Bolehkah Guru Marah??
“Dan
sederhanalah kamu dalam berjalan dan lunakkanlah suaramu.
Sesungguhnya
seburuk-buruk suara ialah suara keledai.” (QS. Lukman: 19).
Pengalaman di dalam kelas, Suatu hari sang guru
bertanya kepada siswa-siswanya. "Mengapa ketika seseorang sedang dalam
keadaan marah, ia akan berbicara dengan suara kuat atau berteriak?"Seorang
siswa setelah berpikir cukup lama mengangkat tangan dan menjawab : "Karena
saat seperti itu ia telah kehilangan kesabaran, karena itu ia lalu
berteriak."Sang guru balik bertanya : "Tapi... lawan bicaranya justru
berada disampingnya. Mengapa harus berteriak? Apakah ia tak dapat berbicara
secara halus?"Hampir semua siswa memberikan sejumlah alasan yang dikira
benar menurut pertimbangan mereka. Namun tak satupun jawaban yang memuaskan.
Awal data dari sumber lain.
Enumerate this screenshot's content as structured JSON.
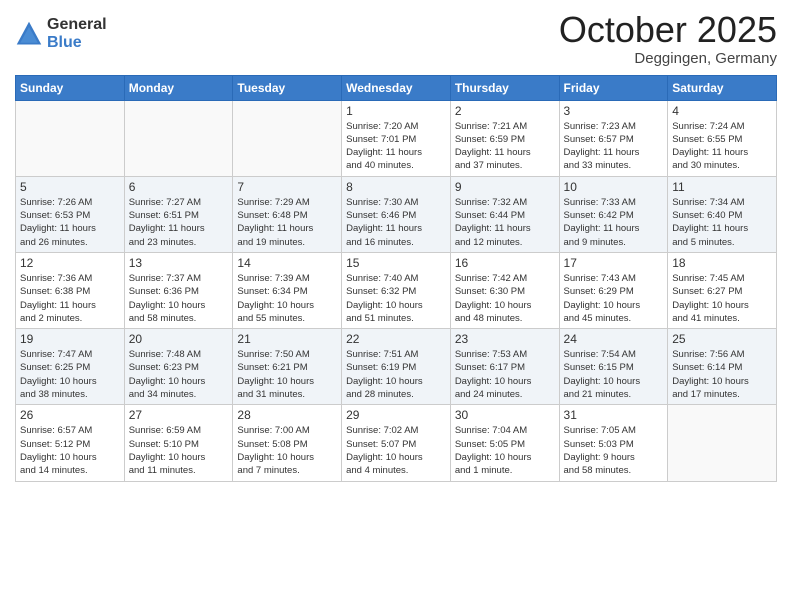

Sang guru lalu berkata :Ketika kedua orang sedang berada dalam situasi
kemarahan, jarak antara kedua hati mereka menjadi amat jauh walaupun secara
fisik mereka begitu dekat. Karena itu, untuk mencapai jarak yang demikian,
mereka harus berteriak.""Namun anehnya, semakin keras mereka
berteriak, semakin membuat mereka menjadi marah dan dengan sendirinya jarak
hati yang ada di antara keduanya pun menjadi lebih jauh lagi. Karena itu mereka
terpaksa berteriak lebih keras lagi."Terlihat wajah para siswa mulai
serius memperhatikan, lalu sang guru masih melanjutkan : "Sebaliknya apa
yang terjadi ketika dua orang saling jatuh cinta? Mereka tak hanya tidak
berteriak namun ketika mereka berbicara, suara yang keluar dari mulut mereka
begitu halus dan kecil pelan. Bahkan sehalus apapun, keduanya bisa
mendengarkannya dengan jelas." "Mengapa demikian?" Sang guru bertanya
sambil memperhatikan para siswanya. Mereka nampak berpikir amat dalam namun tak
satupun berani memberikan jawaban. "Karena hati mereka begitu dekat, hati
mereka tak berjarak. Pada akhirnya sepatah katapun tak perlu diucapkan. Sebuah
pandangan mata saja amatlah cukup membuat mereka memahami apa yang ingin mereka
sampaikan."
Kenapa
mesti berteriak?
Jika sebuah proses pendidikan
diartikan sebagai transformasi (pengalihan)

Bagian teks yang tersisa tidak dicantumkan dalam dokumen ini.